The Seventh and Eleventh Circuit Courts of Appeal recently joined the Eighth, Ninth, and Tenth Circuits, in holding that individuals with no current disability cannot be regarded as disabled under the Americans with Disabilities Act (ADA). The mere possibility or even likelihood the individual will develop an impairment or disability in the future is not sufficient to sustain a cause of action under the ADA. In Shell v. Burlington Northern Santa Fe Railway Co., 941 F.3d 331 (7th Cir. 2019) and EEOC v. STME, LLC, 938 F.3d 1305 (11th Cir. 2019) the Seventh and Eleventh Circuits respectively, refused to extend protections under the ADA to employees with a “perceived risk” of potential impairment.

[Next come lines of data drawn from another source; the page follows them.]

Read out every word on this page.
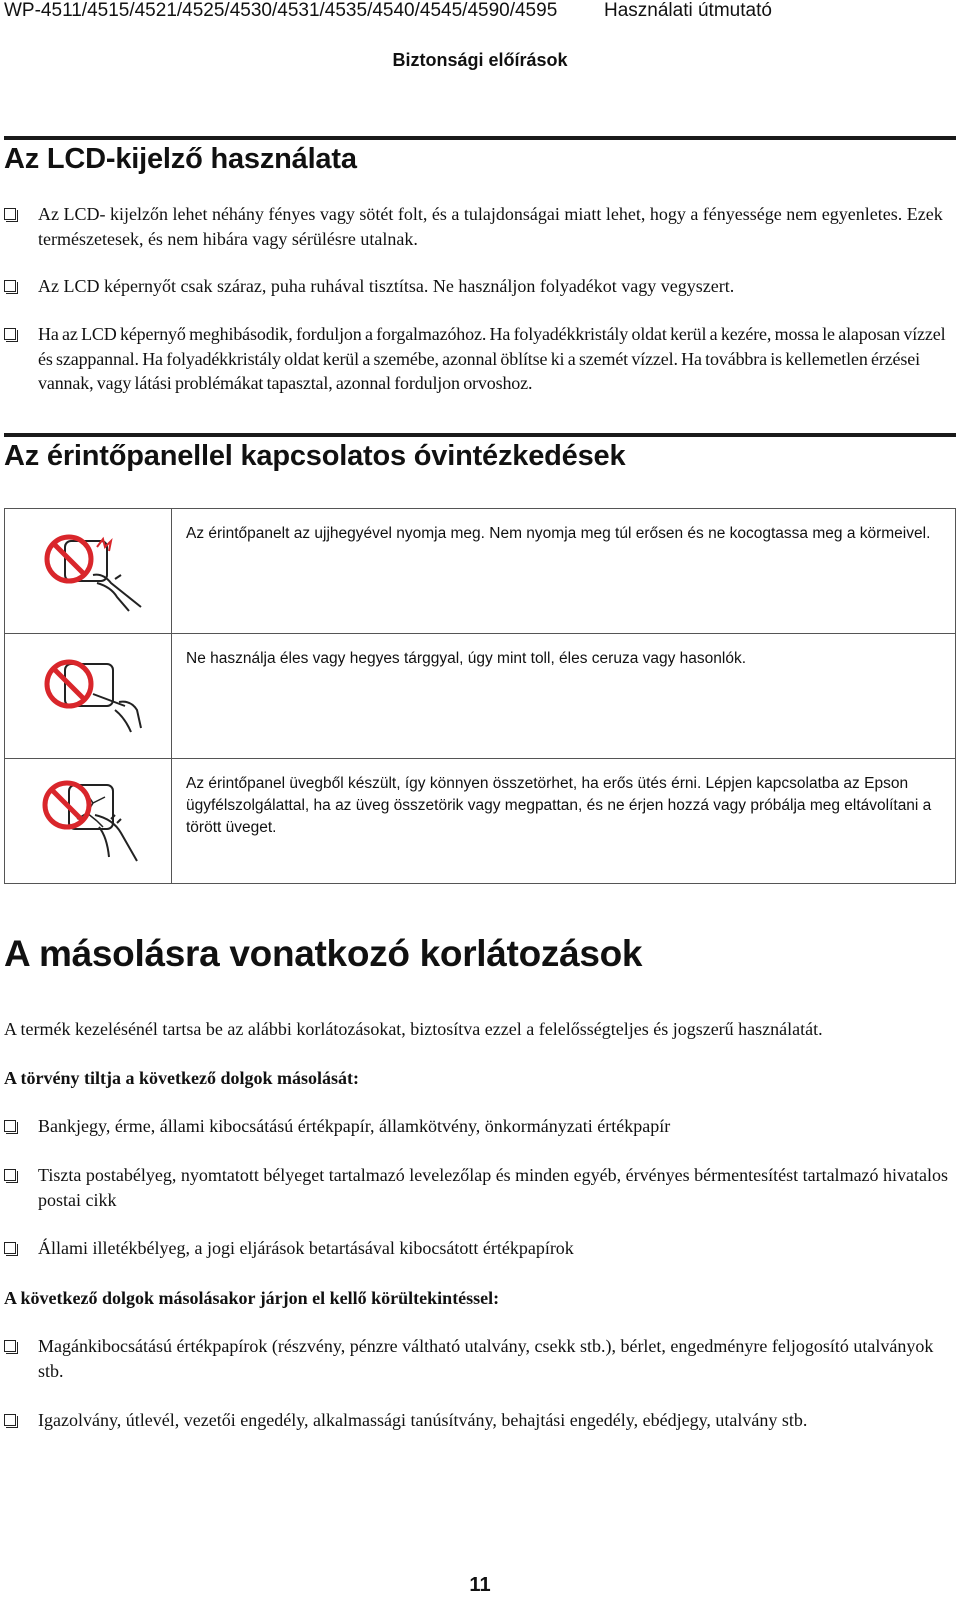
WP-4511/4515/4521/4525/4530/4531/4535/4540/4545/4590/4595 Használati útmutató
Biztonsági előírások
Az LCD-kijelző használata
Az LCD- kijelzőn lehet néhány fényes vagy sötét folt, és a tulajdonságai miatt lehet, hogy a fényessége nem egyenletes. Ezek természetesek, és nem hibára vagy sérülésre utalnak.
Az LCD képernyőt csak száraz, puha ruhával tisztítsa. Ne használjon folyadékot vagy vegyszert.
Ha az LCD képernyő meghibásodik, forduljon a forgalmazóhoz. Ha folyadékkristály oldat kerül a kezére, mossa le alaposan vízzel és szappannal. Ha folyadékkristály oldat kerül a szemébe, azonnal öblítse ki a szemét vízzel. Ha továbbra is kellemetlen érzései vannak, vagy látási problémákat tapasztal, azonnal forduljon orvoshoz.
Az érintőpanellel kapcsolatos óvintézkedések
	Az érintőpanelt az ujjhegyével nyomja meg. Nem nyomja meg túl erősen és ne kocogtassa meg a körmeivel.

	Ne használja éles vagy hegyes tárggyal, úgy mint toll, éles ceruza vagy hasonlók.

	Az érintőpanel üvegből készült, így könnyen összetörhet, ha erős ütés érni. Lépjen kapcsolatba az Epson ügyfélszolgálattal, ha az üveg összetörik vagy megpattan, és ne érjen hozzá vagy próbálja meg eltávolítani a törött üveget.
A másolásra vonatkozó korlátozások

A termék kezelésénél tartsa be az alábbi korlátozásokat, biztosítva ezzel a felelősségteljes és jogszerű használatát.

A törvény tiltja a következő dolgok másolását:

Bankjegy, érme, állami kibocsátású értékpapír, államkötvény, önkormányzati értékpapír
Tiszta postabélyeg, nyomtatott bélyeget tartalmazó levelezőlap és minden egyéb, érvényes bérmentesítést tartalmazó hivatalos postai cikk
Állami illetékbélyeg, a jogi eljárások betartásával kibocsátott értékpapírok

A következő dolgok másolásakor járjon el kellő körültekintéssel:

Magánkibocsátású értékpapírok (részvény, pénzre váltható utalvány, csekk stb.), bérlet, engedményre feljogosító utalványok stb.
Igazolvány, útlevél, vezetői engedély, alkalmassági tanúsítvány, behajtási engedély, ebédjegy, utalvány stb.
11
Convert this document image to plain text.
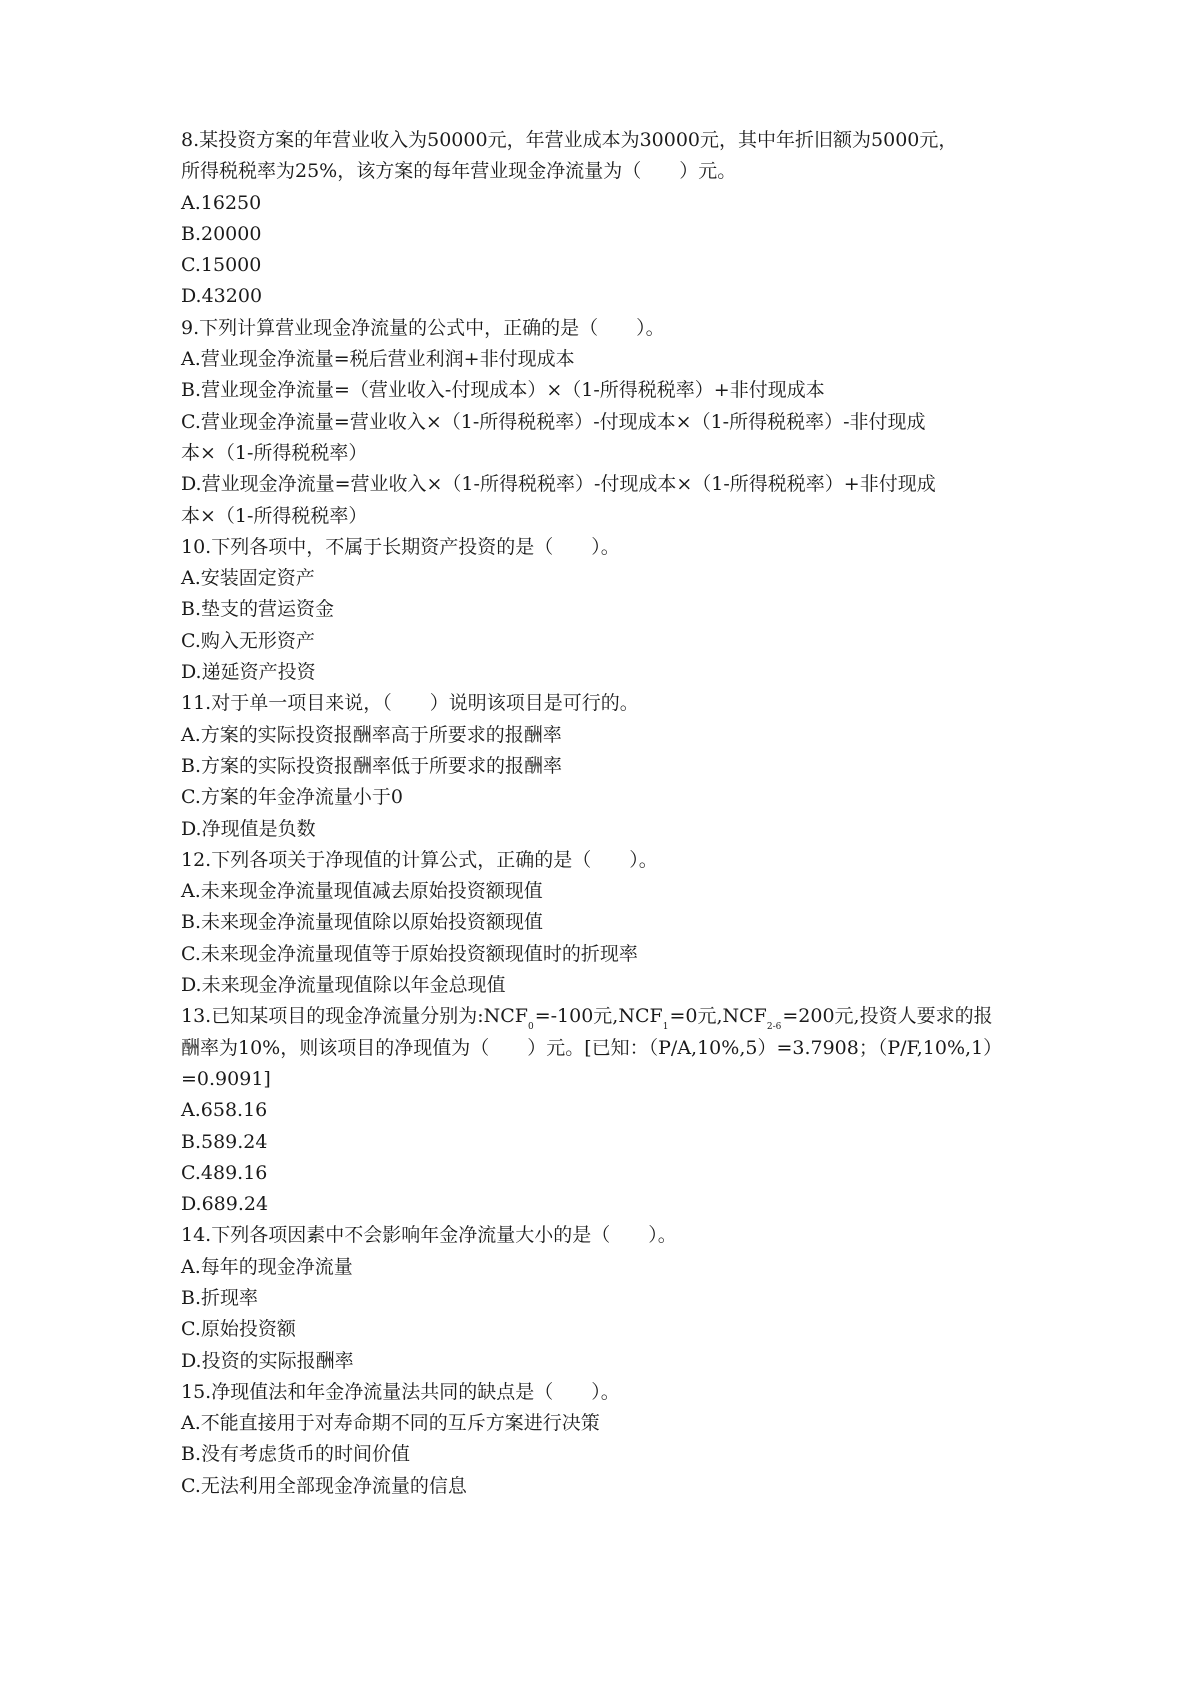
8.某投资方案的年营业收入为50000元，年营业成本为30000元，其中年折旧额为5000元，
所得税税率为25%，该方案的每年营业现金净流量为（　　）元。
A.16250
B.20000
C.15000
D.43200
9.下列计算营业现金净流量的公式中，正确的是（　　）。
A.营业现金净流量=税后营业利润+非付现成本
B.营业现金净流量=（营业收入-付现成本）×（1-所得税税率）+非付现成本
C.营业现金净流量=营业收入×（1-所得税税率）-付现成本×（1-所得税税率）-非付现成
本×（1-所得税税率）
D.营业现金净流量=营业收入×（1-所得税税率）-付现成本×（1-所得税税率）+非付现成
本×（1-所得税税率）
10.下列各项中，不属于长期资产投资的是（　　）。
A.安装固定资产
B.垫支的营运资金
C.购入无形资产
D.递延资产投资
11.对于单一项目来说，（　　）说明该项目是可行的。
A.方案的实际投资报酬率高于所要求的报酬率
B.方案的实际投资报酬率低于所要求的报酬率
C.方案的年金净流量小于0
D.净现值是负数
12.下列各项关于净现值的计算公式，正确的是（　　）。
A.未来现金净流量现值减去原始投资额现值
B.未来现金净流量现值除以原始投资额现值
C.未来现金净流量现值等于原始投资额现值时的折现率
D.未来现金净流量现值除以年金总现值
13.已知某项目的现金净流量分别为$:NCF_0=-100$元$,NCF_1=0$元$,NCF_{2-6}=200$元,投资人要求的报
酬率为10%，则该项目的净现值为（　　）元。[已知：（P/A,10%,5）=3.7908；（P/F,10%,1）
=0.9091]
A.658.16
B.589.24
C.489.16
D.689.24
14.下列各项因素中不会影响年金净流量大小的是（　　）。
A.每年的现金净流量
B.折现率
C.原始投资额
D.投资的实际报酬率
15.净现值法和年金净流量法共同的缺点是（　　）。
A.不能直接用于对寿命期不同的互斥方案进行决策
B.没有考虑货币的时间价值
C.无法利用全部现金净流量的信息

In Shell, a transportation company refused to hire a job applicant with a body mass index (BMI) over 40, which is classified as Class III Obesity or “extreme” or “severe” obesity. The Defendant had a policy that prohibited individuals with a BMI over 40 from being employed in “safety-sensitive” positions, due to individuals with Class III Obesity being at an increased risk for sleep apnea, diabetes, or heart disease, conditions that could lead to dangerous consequences while on the job. The Seventh Circuit first noted that obesity in and of itself does not qualify as a disability under the ADA, unless it is caused by an underlying physiological disorder or condition. Likewise, obesity alone does not qualify as a disability even if the individual’s obesity may increase the likelihood that he or she will develop a future qualifying ADA disabling impairment. The condition of being “regarded as” having an impairment applies when an individual has been subjected to an impairment, in a past or present sense, not a perceived future impairment that has not yet occurred. Thus, the Seventh Circuit held that since Defendant only declined to hire the Plaintiff based on a perceived future impairment and not a current ADA disability, the ADA did not afford protection to the Plaintiff.
The employer in STME fired an employee who had traveled to Ghana during an Ebola outbreak in countries neighboring Ghana, even after the employer raised concerns about the Plaintiff making such a trip. The employer’s decision was based on a potential future impairment, which is not protected by the ADA under the “regarded as” theory of recovery, which requires a current impairment. The potential physical or perceived impairment of Ebola was not enough to get ADA protection; the Eleventh Circuit found there was no violation of the ADA in the firing of the Plaintiff.
Both cases demonstrate a continued trend at the appellate level of federal courts that future or potential impairments are not protected under the ADA. This should be good news to employers who have concerns about potential impairments with employees and whether they feel such concerns could impact the ability for that employee to perform their job functions.